Увидев мое лицо, Шарлин рассмеялась.

– Так и мы, Триша, страдаем от невидимок и бигуди, – сказала она, будто этим утром своими глазами видела, как я закрепляю в волосах шипастые бигуди, как обжигаю кончики ушей под шапочкой портативного фена.

Шарлин снова принялась разглядывать куклу, поправила ее крошечную шляпу:

– Маленькая хитрость, как назвала бы это моя мать.

Затем она подняла на меня взгляд, и ее бодрое веснушчатое лицо выражало что-то совсем другое. Может быть, грусть.

– Моя мать, – сказала она, – была увядающей южной красавицей, которая вышла за обанкротившегося янки из Мейн-Лайна13.

Она смолкла – возможно, задумалась. И снова будто осталась в комнате одна.

Я ждала. Воцарилось странное молчание. Наверное, я надеялась, что сейчас она расскажет красивую историю любви своих родителей – под стать нашей с Питером; возможно, это сгладило бы смущение, которое я испытала несколько часов спустя, вспомнив, как без умолку болтала о муже. А может, я надеялась услышать неприкрашенную историю из ее жизни: бедное детство, любовь к умершей матери. Как у меня самой.

Я ждала. Молчание стало неловким, неправильным. Шарлин смотрела вдаль, она была неподвижна, только быстро, неосознанно терла друг о друга большим и безымянным пальцами правой руки.

Мне начало казаться, что это молчание – результат еще одного faux pas с моей стороны: мне не удалось поддержать беседу. В нелепом отчаянии я воскликнула:

– Ты прямо как Скарлетт о́Хара и Грейс Келли!

И почувствовала себя глупой девчонкой из команды поддержки.

Шарлин взглянула на меня, будто в глаза ей ударил яркий свет. Ее приплюснутое лицо прижалось к невидимому силовому полю моего идиотизма.

Мои слова утонули, растворились в молчании иного качества. Наконец – тихо, по-деловому – Шарлин произнесла:

– Чего бы мне хотелось, так это включить шляпу в стоимость наряда и продавать все вместе за семь долларов. Но, видимо, уже поздно. – Она заглянула в желтый блокнот. – Утром я получила еще четыре заказа.

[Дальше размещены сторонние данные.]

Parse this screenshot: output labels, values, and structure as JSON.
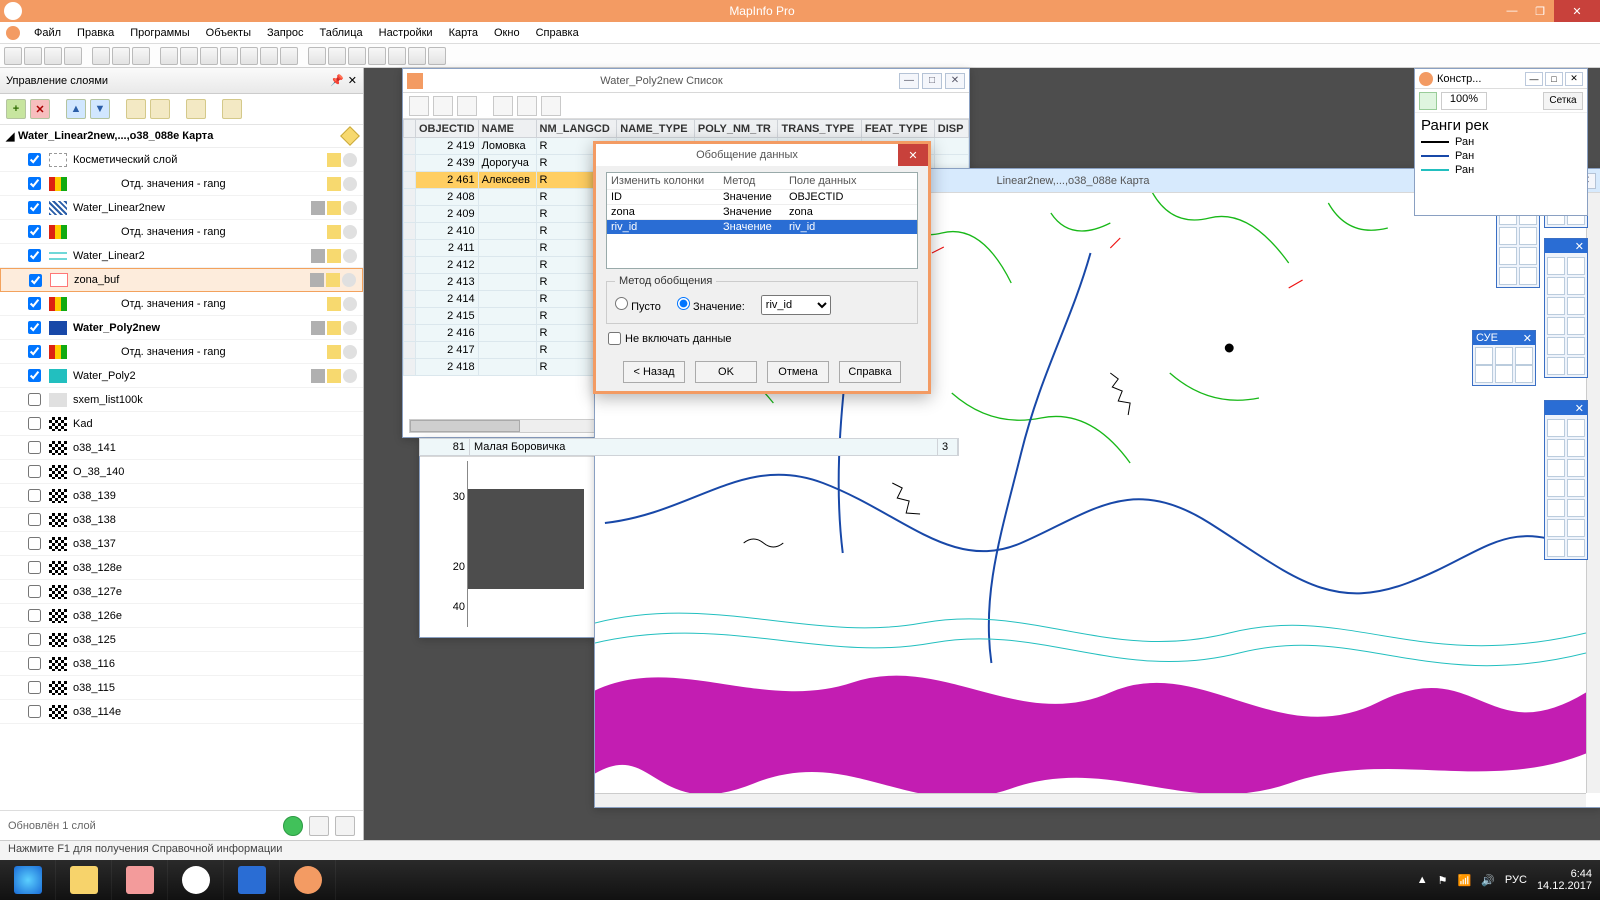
{
  "app": {
    "title": "MapInfo Pro"
  },
  "menu": [
    "Файл",
    "Правка",
    "Программы",
    "Объекты",
    "Запрос",
    "Таблица",
    "Настройки",
    "Карта",
    "Окно",
    "Справка"
  ],
  "layer_panel": {
    "title": "Управление слоями",
    "group": "Water_Linear2new,...,o38_088e Карта",
    "footer": "Обновлён 1 слой",
    "layers": [
      {
        "sym": "cosm",
        "label": "Косметический слой",
        "chk": true,
        "icons": [
          "sun",
          "dot"
        ]
      },
      {
        "sym": "thm",
        "label": "Отд. значения - rang",
        "chk": true,
        "icons": [
          "sun",
          "dot"
        ],
        "indent": true
      },
      {
        "sym": "wlin",
        "label": "Water_Linear2new",
        "chk": true,
        "icons": [
          "pen",
          "sun",
          "dot"
        ]
      },
      {
        "sym": "thm",
        "label": "Отд. значения - rang",
        "chk": true,
        "icons": [
          "sun",
          "dot"
        ],
        "indent": true
      },
      {
        "sym": "wlin2",
        "label": "Water_Linear2",
        "chk": true,
        "icons": [
          "pen",
          "sun",
          "dot"
        ]
      },
      {
        "sym": "zbuf",
        "label": "zona_buf",
        "chk": true,
        "icons": [
          "pen",
          "sun",
          "dot"
        ],
        "sel": true
      },
      {
        "sym": "thm",
        "label": "Отд. значения - rang",
        "chk": true,
        "icons": [
          "sun",
          "dot"
        ],
        "indent": true
      },
      {
        "sym": "wp2n",
        "label": "Water_Poly2new",
        "chk": true,
        "bold": true,
        "icons": [
          "pen",
          "sun",
          "dot"
        ]
      },
      {
        "sym": "thm",
        "label": "Отд. значения - rang",
        "chk": true,
        "icons": [
          "sun",
          "dot"
        ],
        "indent": true
      },
      {
        "sym": "wp2",
        "label": "Water_Poly2",
        "chk": true,
        "icons": [
          "pen",
          "sun",
          "dot"
        ]
      },
      {
        "sym": "gray",
        "label": "sxem_list100k",
        "chk": false,
        "icons": []
      },
      {
        "sym": "chk",
        "label": "Kad",
        "chk": false,
        "icons": []
      },
      {
        "sym": "chk",
        "label": "o38_141",
        "chk": false,
        "icons": []
      },
      {
        "sym": "chk",
        "label": "O_38_140",
        "chk": false,
        "icons": []
      },
      {
        "sym": "chk",
        "label": "o38_139",
        "chk": false,
        "icons": []
      },
      {
        "sym": "chk",
        "label": "o38_138",
        "chk": false,
        "icons": []
      },
      {
        "sym": "chk",
        "label": "o38_137",
        "chk": false,
        "icons": []
      },
      {
        "sym": "chk",
        "label": "o38_128e",
        "chk": false,
        "icons": []
      },
      {
        "sym": "chk",
        "label": "o38_127e",
        "chk": false,
        "icons": []
      },
      {
        "sym": "chk",
        "label": "o38_126e",
        "chk": false,
        "icons": []
      },
      {
        "sym": "chk",
        "label": "o38_125",
        "chk": false,
        "icons": []
      },
      {
        "sym": "chk",
        "label": "o38_116",
        "chk": false,
        "icons": []
      },
      {
        "sym": "chk",
        "label": "o38_115",
        "chk": false,
        "icons": []
      },
      {
        "sym": "chk",
        "label": "o38_114e",
        "chk": false,
        "icons": []
      }
    ]
  },
  "table_window": {
    "title": "Water_Poly2new Список",
    "cols": [
      "OBJECTID",
      "NAME",
      "NM_LANGCD",
      "NAME_TYPE",
      "POLY_NM_TR",
      "TRANS_TYPE",
      "FEAT_TYPE",
      "DISP"
    ],
    "rows": [
      {
        "obj": "2 419",
        "name": "Ломовка",
        "sel": "hl",
        "r": "R"
      },
      {
        "obj": "2 439",
        "name": "Дорогуча",
        "sel": "hl",
        "r": "R"
      },
      {
        "obj": "2 461",
        "name": "Алексеев",
        "sel": "yl",
        "r": "R"
      },
      {
        "obj": "2 408",
        "name": "",
        "r": "R"
      },
      {
        "obj": "2 409",
        "name": "",
        "r": "R"
      },
      {
        "obj": "2 410",
        "name": "",
        "r": "R"
      },
      {
        "obj": "2 411",
        "name": "",
        "r": "R"
      },
      {
        "obj": "2 412",
        "name": "",
        "r": "R"
      },
      {
        "obj": "2 413",
        "name": "",
        "r": "R"
      },
      {
        "obj": "2 414",
        "name": "",
        "r": "R"
      },
      {
        "obj": "2 415",
        "name": "",
        "r": "R"
      },
      {
        "obj": "2 416",
        "name": "",
        "r": "R"
      },
      {
        "obj": "2 417",
        "name": "",
        "r": "R"
      },
      {
        "obj": "2 418",
        "name": "",
        "r": "R"
      }
    ],
    "extra_row": {
      "a": "81",
      "b": "Малая Боровичка",
      "c": "3"
    }
  },
  "ruler_window": {
    "ticks": [
      "30",
      "20",
      "40"
    ]
  },
  "map_window": {
    "title": "Linear2new,...,o38_088e Карта"
  },
  "dialog": {
    "title": "Обобщение данных",
    "col_headers": [
      "Изменить колонки",
      "Метод",
      "Поле данных"
    ],
    "rows": [
      {
        "c": "ID",
        "m": "Значение",
        "d": "OBJECTID"
      },
      {
        "c": "zona",
        "m": "Значение",
        "d": "zona"
      },
      {
        "c": "riv_id",
        "m": "Значение",
        "d": "riv_id",
        "sel": true
      }
    ],
    "fieldset": "Метод обобщения",
    "radio_empty": "Пусто",
    "radio_value": "Значение:",
    "select_value": "riv_id",
    "checkbox": "Не включать данные",
    "btn_back": "< Назад",
    "btn_ok": "OK",
    "btn_cancel": "Отмена",
    "btn_help": "Справка"
  },
  "konstruktor": {
    "title": "Констр...",
    "zoom": "100%",
    "grid_label": "Сетка",
    "legend_title": "Ранги рек",
    "items": [
      {
        "label": "Ран",
        "color": "#000"
      },
      {
        "label": "Ран",
        "color": "#1848a8"
      },
      {
        "label": "Ран",
        "color": "#22bfbf"
      }
    ]
  },
  "cue_title": "СУЕ",
  "statusbar": "Нажмите F1 для получения Справочной информации",
  "taskbar": {
    "lang": "РУС",
    "time": "6:44",
    "date": "14.12.2017"
  }
}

Снова придав Барби разнузданное сидячее положение, Шарлин вернула ее на место, несколько секунд разглядывала, что-то прикидывая, затем повернулась ко мне:

– Сколько зарабатывает твой муж?

Ты даже не представляешь, каким грубым, неуместным, даже обескураживающим по меркам того времени был этот вопрос. С таким же успехом она могла спросить меня, люблю ли я оральный секс.

Запинаясь, я ответила, что не знаю, – я и правда не знала, – и тогда она принялась расписывать доходы и расходы в ее собственном доме: зарплата ее мужа, что покрывает фирма, какое месячное содержание у нее самой, как она эти деньги тратит, откладывает и распределяет между детьми и прислугой. Все это было изложено в мельчайших подробностях и, как я сказала, по тем меркам очень обескураживало.

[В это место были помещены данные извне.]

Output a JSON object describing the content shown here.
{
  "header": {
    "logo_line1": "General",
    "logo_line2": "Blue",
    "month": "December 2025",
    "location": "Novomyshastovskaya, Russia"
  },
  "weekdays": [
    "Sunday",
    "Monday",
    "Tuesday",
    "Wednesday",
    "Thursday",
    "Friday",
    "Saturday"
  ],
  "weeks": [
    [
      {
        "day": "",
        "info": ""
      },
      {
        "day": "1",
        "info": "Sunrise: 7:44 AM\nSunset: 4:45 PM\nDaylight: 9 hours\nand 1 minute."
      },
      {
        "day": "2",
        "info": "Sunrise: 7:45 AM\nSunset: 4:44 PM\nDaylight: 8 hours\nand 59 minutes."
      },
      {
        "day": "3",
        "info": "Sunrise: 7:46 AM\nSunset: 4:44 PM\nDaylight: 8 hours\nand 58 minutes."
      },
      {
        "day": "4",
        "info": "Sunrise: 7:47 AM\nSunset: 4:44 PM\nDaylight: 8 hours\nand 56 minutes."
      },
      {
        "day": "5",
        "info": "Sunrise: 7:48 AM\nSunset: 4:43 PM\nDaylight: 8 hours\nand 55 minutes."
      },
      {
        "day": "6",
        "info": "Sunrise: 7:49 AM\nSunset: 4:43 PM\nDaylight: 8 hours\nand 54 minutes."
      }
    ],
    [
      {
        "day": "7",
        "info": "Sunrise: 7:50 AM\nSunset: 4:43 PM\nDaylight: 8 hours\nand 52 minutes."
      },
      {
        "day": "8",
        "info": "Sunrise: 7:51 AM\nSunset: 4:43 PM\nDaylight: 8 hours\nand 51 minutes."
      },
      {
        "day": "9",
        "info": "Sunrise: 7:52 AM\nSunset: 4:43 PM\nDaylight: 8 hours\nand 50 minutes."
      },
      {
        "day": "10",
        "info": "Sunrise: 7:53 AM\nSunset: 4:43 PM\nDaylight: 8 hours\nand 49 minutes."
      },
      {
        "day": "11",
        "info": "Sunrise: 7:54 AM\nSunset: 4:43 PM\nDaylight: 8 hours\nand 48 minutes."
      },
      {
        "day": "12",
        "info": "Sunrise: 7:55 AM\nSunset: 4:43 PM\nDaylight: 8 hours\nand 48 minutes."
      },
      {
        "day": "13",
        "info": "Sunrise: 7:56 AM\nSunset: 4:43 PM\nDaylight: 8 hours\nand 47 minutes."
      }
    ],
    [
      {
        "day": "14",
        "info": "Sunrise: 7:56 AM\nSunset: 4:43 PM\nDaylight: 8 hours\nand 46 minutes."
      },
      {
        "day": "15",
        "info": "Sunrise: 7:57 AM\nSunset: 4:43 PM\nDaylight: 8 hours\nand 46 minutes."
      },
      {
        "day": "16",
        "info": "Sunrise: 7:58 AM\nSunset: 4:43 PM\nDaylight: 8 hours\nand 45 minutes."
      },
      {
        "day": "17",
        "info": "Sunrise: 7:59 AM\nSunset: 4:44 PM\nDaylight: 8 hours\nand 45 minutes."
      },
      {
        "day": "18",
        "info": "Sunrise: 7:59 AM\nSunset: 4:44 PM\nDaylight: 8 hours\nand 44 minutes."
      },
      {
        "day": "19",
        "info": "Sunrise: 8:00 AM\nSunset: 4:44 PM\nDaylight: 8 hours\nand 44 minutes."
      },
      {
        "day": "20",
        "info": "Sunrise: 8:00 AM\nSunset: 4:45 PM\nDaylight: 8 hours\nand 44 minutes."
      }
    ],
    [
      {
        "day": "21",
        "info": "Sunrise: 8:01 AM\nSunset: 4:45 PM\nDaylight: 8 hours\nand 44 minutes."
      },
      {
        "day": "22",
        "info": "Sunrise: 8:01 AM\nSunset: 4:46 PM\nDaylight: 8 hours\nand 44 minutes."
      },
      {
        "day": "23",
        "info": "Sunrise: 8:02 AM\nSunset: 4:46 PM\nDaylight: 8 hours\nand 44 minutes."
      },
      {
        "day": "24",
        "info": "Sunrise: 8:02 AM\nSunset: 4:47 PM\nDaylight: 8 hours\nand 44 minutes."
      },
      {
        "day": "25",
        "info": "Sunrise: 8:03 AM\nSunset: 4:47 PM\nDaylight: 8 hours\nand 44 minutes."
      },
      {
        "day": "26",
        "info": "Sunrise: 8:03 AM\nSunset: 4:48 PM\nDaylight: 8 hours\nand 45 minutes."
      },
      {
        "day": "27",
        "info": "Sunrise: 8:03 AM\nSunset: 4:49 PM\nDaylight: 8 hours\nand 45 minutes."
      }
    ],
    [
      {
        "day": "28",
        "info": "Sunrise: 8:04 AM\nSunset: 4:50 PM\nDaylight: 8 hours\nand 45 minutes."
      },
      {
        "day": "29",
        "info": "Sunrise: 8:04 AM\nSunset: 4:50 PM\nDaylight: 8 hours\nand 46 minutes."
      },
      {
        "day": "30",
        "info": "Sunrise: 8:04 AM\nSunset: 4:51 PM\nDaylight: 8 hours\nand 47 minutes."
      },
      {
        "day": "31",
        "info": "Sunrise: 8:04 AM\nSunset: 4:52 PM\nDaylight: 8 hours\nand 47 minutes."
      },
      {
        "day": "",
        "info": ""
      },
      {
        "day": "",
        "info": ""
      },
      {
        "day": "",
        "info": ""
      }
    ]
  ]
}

Чувствуя себя крайне неловко, я попыталась объяснить, что, поскольку детей у нас нет, мы ведем бюджет не так тщательно, как она. Когда мне нужны деньги – на духи, одежду, подарки родным, – я просто прикидываю сумму и называю ее Питеру, а он выдает мне наличные.

Она вскинула свои хищные брови:

– И все?

– Ну да, – ответила я, хотя обычно меня ждал шутливый допрос: «Еще одно платье? Ты что, надеваешь их по несколько штук?» Или водевильная сценка на тему того, почему он должен был остаться холостяком. Иногда он напевал: «На ней шелковое белье, на мне – дырявое старье. Вот на что деньги тратятся»14. Напевал ласково, надо сказать, а затем кружился в танце по спальне. Хотя, должна признаться, эти шутки усиливали мои мучения, когда нужно было снова идти к нему с протянутой рукой.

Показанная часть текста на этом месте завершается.